Vergiler konusunda bir noktada geri adım atılacağına inananların öngöremedikleri, İkinci Dünya Savaşı’ndan sonra oluşan sistemi Trump’ın sallaması oldu.
The Economist dergisinin 18 Ekim 2024’te yayımlanan sayısının kapağında ‘‘Dünya Onu Kıskanıyor’’ yazıyordu. Alev almış bir dolar resmi vardı. Derginin son sayısının kapağında, korkmuş birinin yüzünde dolar simgesi bulunuyor. Yanında, ‘‘Dolar krizi nasıl ortaya çıkar’’ yazıyor. Hayat altı ayda altüst olabiliyor. Bu derginin iddialı manşetleri, bazen karşıt bir gösterge gibi çalışıyor.

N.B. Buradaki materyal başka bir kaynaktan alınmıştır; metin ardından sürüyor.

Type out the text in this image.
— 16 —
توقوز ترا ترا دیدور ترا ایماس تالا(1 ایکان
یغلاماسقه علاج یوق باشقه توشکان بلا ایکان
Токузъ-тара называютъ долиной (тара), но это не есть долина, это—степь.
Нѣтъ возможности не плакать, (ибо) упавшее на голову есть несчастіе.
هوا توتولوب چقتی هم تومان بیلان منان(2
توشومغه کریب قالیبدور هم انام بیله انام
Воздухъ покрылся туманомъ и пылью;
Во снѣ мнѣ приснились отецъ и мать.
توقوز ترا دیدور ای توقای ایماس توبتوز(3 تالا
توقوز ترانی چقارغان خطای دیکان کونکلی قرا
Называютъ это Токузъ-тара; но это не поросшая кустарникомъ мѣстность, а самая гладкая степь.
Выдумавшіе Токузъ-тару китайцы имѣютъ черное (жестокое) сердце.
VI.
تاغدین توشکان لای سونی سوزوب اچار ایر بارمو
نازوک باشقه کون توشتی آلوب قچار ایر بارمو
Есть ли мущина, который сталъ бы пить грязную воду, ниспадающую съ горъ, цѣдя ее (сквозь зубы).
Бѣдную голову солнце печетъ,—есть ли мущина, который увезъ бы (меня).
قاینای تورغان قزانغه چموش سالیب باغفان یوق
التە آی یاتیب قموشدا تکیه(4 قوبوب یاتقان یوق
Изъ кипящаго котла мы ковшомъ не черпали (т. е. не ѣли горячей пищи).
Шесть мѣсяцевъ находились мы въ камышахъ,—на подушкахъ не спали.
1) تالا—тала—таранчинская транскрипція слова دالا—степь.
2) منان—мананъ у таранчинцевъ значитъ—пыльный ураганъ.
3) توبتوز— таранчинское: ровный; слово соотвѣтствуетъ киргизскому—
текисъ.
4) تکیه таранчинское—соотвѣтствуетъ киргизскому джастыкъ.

Kötü tasarlanmış gümrük tarifeleri, dolar cinsi varlıklar üzerinde baskı yaratan faktörlerden birisidir. Ancak bu vergilerin belli bir oranda uygulanacağını düşünenlerin de, bir noktada geri adım atılacağına inananların da öngöremedikleri nokta, İkinci Dünya Savaşı’ndan sonra oluşan sistemi Trump’ın sallaması oldu. Savaştan sonra her ülke parasını dolara bağlamıştı. Dolar da altına bağlanmıştı. Başkan Nixon 1971’de dolar ile altın arasındaki ilişkiyi sonlandırdı. Ancak dolar kilit para birimi olmayı sürdürdü. Batı ittifakı güçlü kaldı. 11 Eylül 2001 saldırısından sonra bu ilişki boyut kazandı. Avrupa ülkeleri, Afganistan ve Irak’ta, ABD’nin yanında savaştılar.
Avrupa’nın bugünkü güvenlik meselelerinde, ABD Rusya’nın yanında yer alıyor. Birleşmiş Milletler’de yapılan Ukrayna oylamasında, iki kez Rusya’yla saf tuttu. Trump’ın ‘‘Avrupa Birliği, ABD’yi sömürmek için kuruldu’’ ifadesi, seksen yıllık düzenin çatırdamasıdır. Bu yeni ekonomik nizamda Türkiye için fırsatlar olabilir. Ne yazık ki kendi kendimize sorun yaratmakla meşgul oluyoruz.